SQL engine requirement: delta_sql_query is executed via Spark (Databricks runtime/pyspark) when available, otherwise via databricks-sql-connector. It is not supported in a deltalake-only environment.

Note

Authentication: The Delta Lake loader automatically picks up credentials from environment variables (DATABRICKS_TOKEN, AWS_ACCESS_KEY_ID, AZURE_STORAGE_ACCOUNT_KEY, etc.) if not explicitly provided in delta_storage_options.

Common Arguments#

Arg

Default

Description

split

None

Which split to stream from a HF repo (train, validation, etc.).
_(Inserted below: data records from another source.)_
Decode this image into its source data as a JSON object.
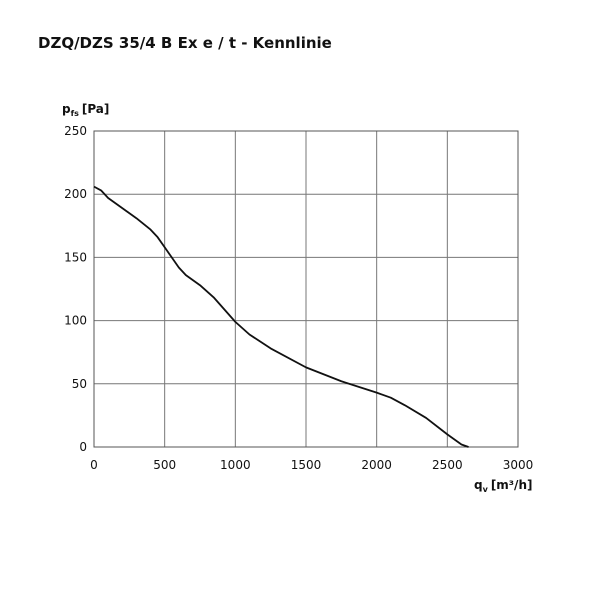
{
  "chart_data": {
    "type": "line",
    "title": "DZQ/DZS 35/4 B Ex e / t - Kennlinie",
    "y_label": {
      "symbol": "p",
      "subscript": "fs",
      "unit": "[Pa]"
    },
    "x_label": {
      "symbol": "q",
      "subscript": "v",
      "unit": "[m³/h]"
    },
    "x": [
      0,
      50,
      100,
      200,
      300,
      400,
      450,
      500,
      550,
      600,
      650,
      750,
      850,
      1000,
      1100,
      1250,
      1500,
      1750,
      2000,
      2100,
      2200,
      2350,
      2500,
      2600,
      2650
    ],
    "series": [
      {
        "name": "Kennlinie",
        "color": "#111111",
        "values": [
          206,
          203,
          197,
          189,
          181,
          172,
          166,
          158,
          150,
          142,
          136,
          128,
          118,
          99,
          89,
          78,
          63,
          52,
          43,
          39,
          33,
          23,
          10,
          2,
          0
        ]
      }
    ],
    "xlim": [
      0,
      3000
    ],
    "xticks": [
      0,
      500,
      1000,
      1500,
      2000,
      2500,
      3000
    ],
    "ylim": [
      0,
      250
    ],
    "yticks": [
      0,
      50,
      100,
      150,
      200,
      250
    ],
    "grid": true
  }
}
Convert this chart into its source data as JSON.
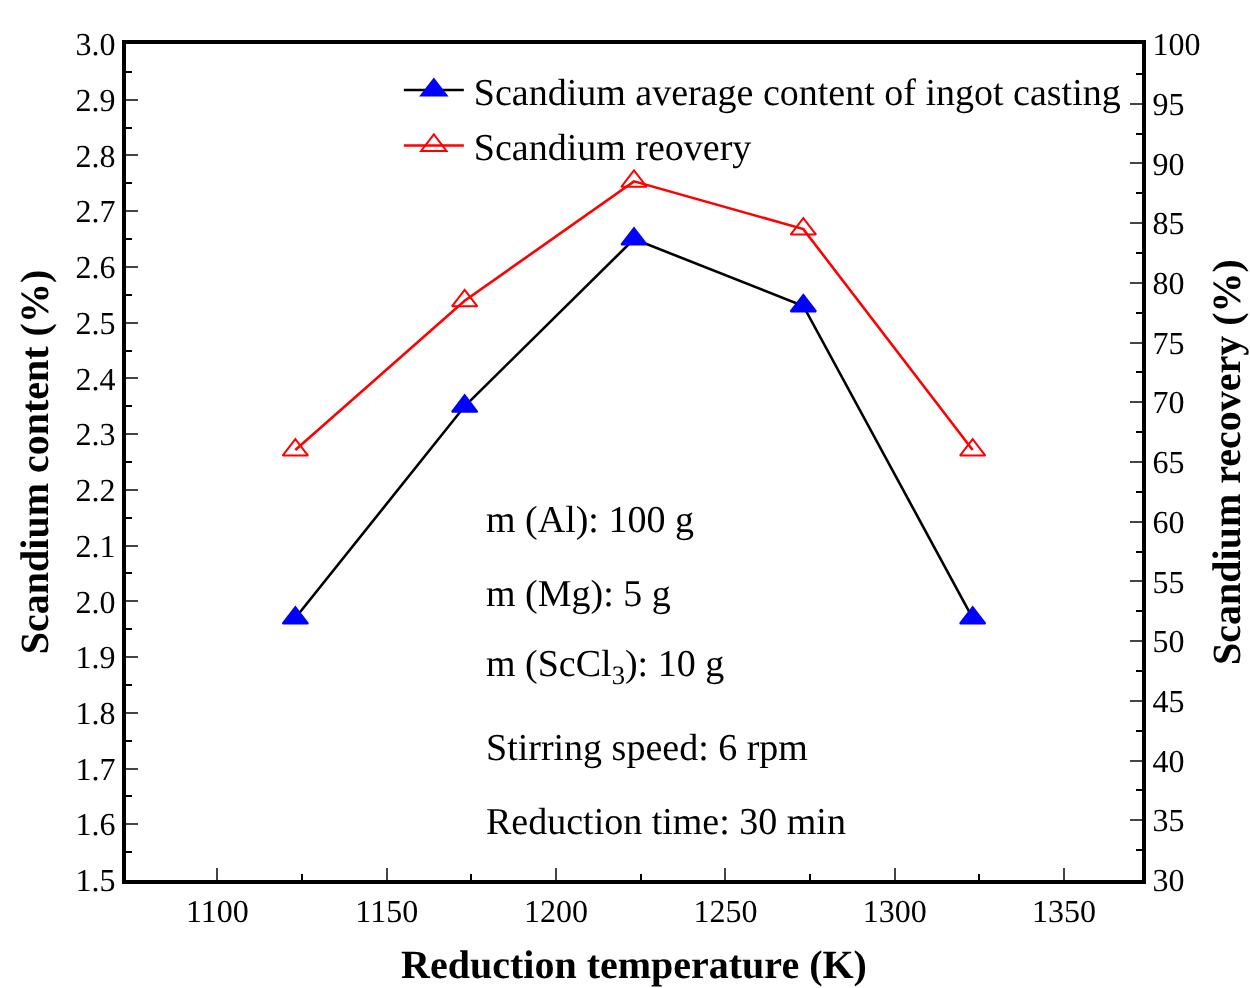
{
  "chart_data": {
    "type": "line",
    "xlabel": "Reduction temperature (K)",
    "ylabel": "Scandium content (%)",
    "y2label": "Scandium recovery (%)",
    "x": [
      1123,
      1173,
      1223,
      1273,
      1323
    ],
    "series": [
      {
        "name": "Scandium average content of ingot casting",
        "color": "#000000",
        "colors": [
          "#0000ff",
          "#0000ff",
          "#0000ff",
          "#0000ff",
          "#0000ff"
        ],
        "values": [
          1.97,
          2.35,
          2.65,
          2.53,
          1.97
        ]
      },
      {
        "name": "Scandium reovery",
        "color": "#ff0000",
        "axis": "y2",
        "values": [
          66,
          78.5,
          88.5,
          84.5,
          66
        ]
      }
    ],
    "xlim": [
      1073,
      1373
    ],
    "xticks": [
      1100,
      1150,
      1200,
      1250,
      1300,
      1350
    ],
    "ylim": [
      1.5,
      3.0
    ],
    "yticks": [
      {
        "value": 1.5,
        "label": "1.5"
      },
      {
        "value": 1.6,
        "label": "1.6"
      },
      {
        "value": 1.7,
        "label": "1.7"
      },
      {
        "value": 1.8,
        "label": "1.8"
      },
      {
        "value": 1.9,
        "label": "1.9"
      },
      {
        "value": 2.0,
        "label": "2.0"
      },
      {
        "value": 2.1,
        "label": "2.1"
      },
      {
        "value": 2.2,
        "label": "2.2"
      },
      {
        "value": 2.3,
        "label": "2.3"
      },
      {
        "value": 2.4,
        "label": "2.4"
      },
      {
        "value": 2.5,
        "label": "2.5"
      },
      {
        "value": 2.6,
        "label": "2.6"
      },
      {
        "value": 2.7,
        "label": "2.7"
      },
      {
        "value": 2.8,
        "label": "2.8"
      },
      {
        "value": 2.9,
        "label": "2.9"
      },
      {
        "value": 3.0,
        "label": "3.0"
      }
    ],
    "y2lim": [
      30,
      100
    ],
    "y2ticks": [
      30,
      35,
      40,
      45,
      50,
      55,
      60,
      65,
      70,
      75,
      80,
      85,
      90,
      95,
      100
    ],
    "marker": "triangle",
    "line_style": "solid",
    "grid": false,
    "legend": "top right",
    "annotations": [
      "m (Al): 100 g",
      "m (Mg): 5 g",
      "m (ScCl$_{3}$): 10 g",
      "Stirring speed: 6 rpm",
      "Reduction time: 30 min"
    ]
  }
}
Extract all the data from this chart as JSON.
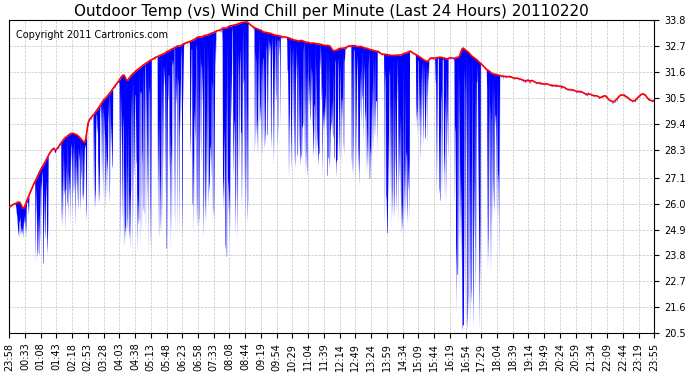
{
  "title": "Outdoor Temp (vs) Wind Chill per Minute (Last 24 Hours) 20110220",
  "copyright_text": "Copyright 2011 Cartronics.com",
  "y_min": 20.5,
  "y_max": 33.8,
  "y_ticks": [
    20.5,
    21.6,
    22.7,
    23.8,
    24.9,
    26.0,
    27.1,
    28.3,
    29.4,
    30.5,
    31.6,
    32.7,
    33.8
  ],
  "x_labels": [
    "23:58",
    "00:33",
    "01:08",
    "01:43",
    "02:18",
    "02:53",
    "03:28",
    "04:03",
    "04:38",
    "05:13",
    "05:48",
    "06:23",
    "06:58",
    "07:33",
    "08:08",
    "08:44",
    "09:19",
    "09:54",
    "10:29",
    "11:04",
    "11:39",
    "12:14",
    "12:49",
    "13:24",
    "13:59",
    "14:34",
    "15:09",
    "15:44",
    "16:19",
    "16:54",
    "17:29",
    "18:04",
    "18:39",
    "19:14",
    "19:49",
    "20:24",
    "20:59",
    "21:34",
    "22:09",
    "22:44",
    "23:19",
    "23:55"
  ],
  "outdoor_color": "#ff0000",
  "windchill_color": "#0000ff",
  "background_color": "#ffffff",
  "grid_color": "#aaaaaa",
  "title_fontsize": 11,
  "copyright_fontsize": 7,
  "tick_fontsize": 7
}
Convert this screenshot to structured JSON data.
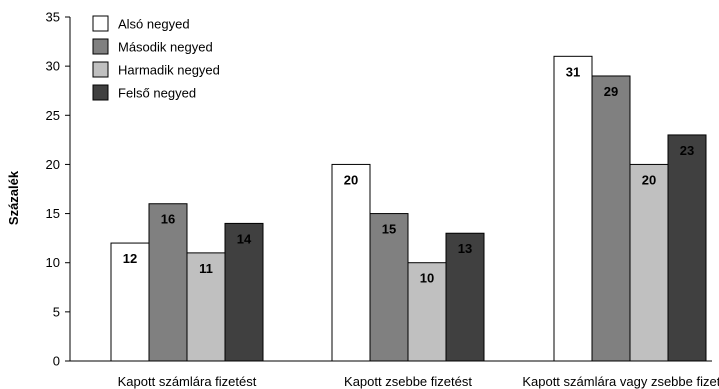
{
  "chart_data": {
    "type": "bar",
    "title": "",
    "xlabel": "",
    "ylabel": "Százalék",
    "ylim": [
      0,
      35
    ],
    "yticks": [
      0,
      5,
      10,
      15,
      20,
      25,
      30,
      35
    ],
    "grid": false,
    "legend_position": "top-left",
    "categories": [
      "Kapott számlára fizetést",
      "Kapott zsebbe fizetést",
      "Kapott számlára vagy zsebbe fizetést"
    ],
    "series": [
      {
        "name": "Alsó negyed",
        "color": "#ffffff",
        "label_color": "#000000",
        "values": [
          12,
          20,
          31
        ]
      },
      {
        "name": "Második negyed",
        "color": "#808080",
        "label_color": "#000000",
        "values": [
          16,
          15,
          29
        ]
      },
      {
        "name": "Harmadik negyed",
        "color": "#c0c0c0",
        "label_color": "#000000",
        "values": [
          11,
          10,
          20
        ]
      },
      {
        "name": "Felső negyed",
        "color": "#404040",
        "label_color": "#000000",
        "values": [
          14,
          13,
          23
        ]
      }
    ]
  }
}
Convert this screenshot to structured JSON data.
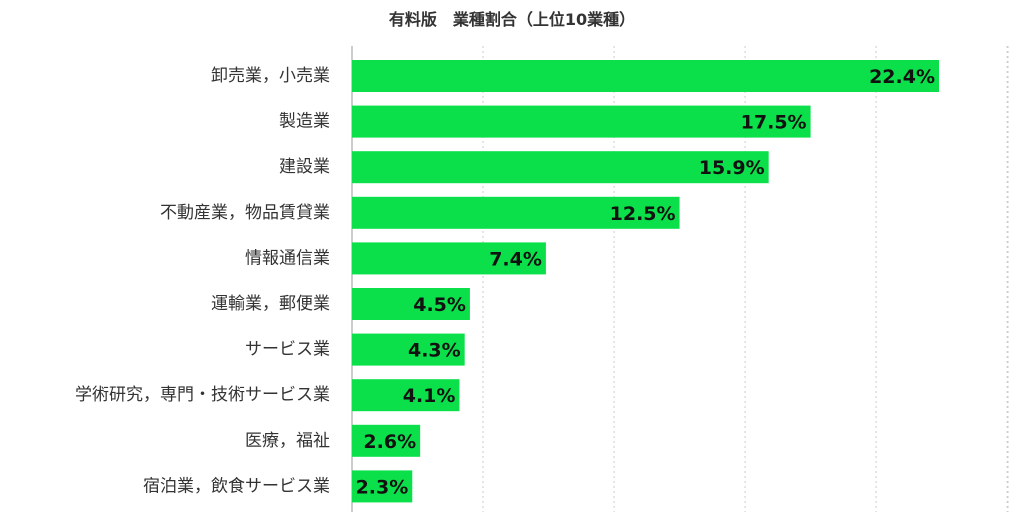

Ignored for local files and Delta tables.

name

None

Name of the dataset configuration/subset to load.

answer_only_loss_mask

True

Mask prompt tokens in labels with -100 (CrossEntropy ignore_index).

use_hf_chat_template

False

If True and the tokenizer supports chat templates, format via tokenizer.apply_chat_template(...).

seq_length

None

Optional max sequence length; used for padding/truncation when enabled.

padding

"do_not_pad"

Padding strategy passed to the tokenizer.

truncation

"do_not_truncate"

Truncation strategy passed to the tokenizer.

limit_dataset_samples

None

Optionally limit the stream to the first (N) samples (best-effort; depends on backend).

repeat_on_exhaustion

True

If True, restart the stream on exhaustion (useful for step-based training).

delta_storage_options

None

Storage/auth options for Delta Lake backends (Databricks, S3, Azure, GCS).

delta_version

None

Specific Delta table version to read.

delta_sql_query

None

SQL query to generate rows for Delta sources (Spark / Databricks SQL only).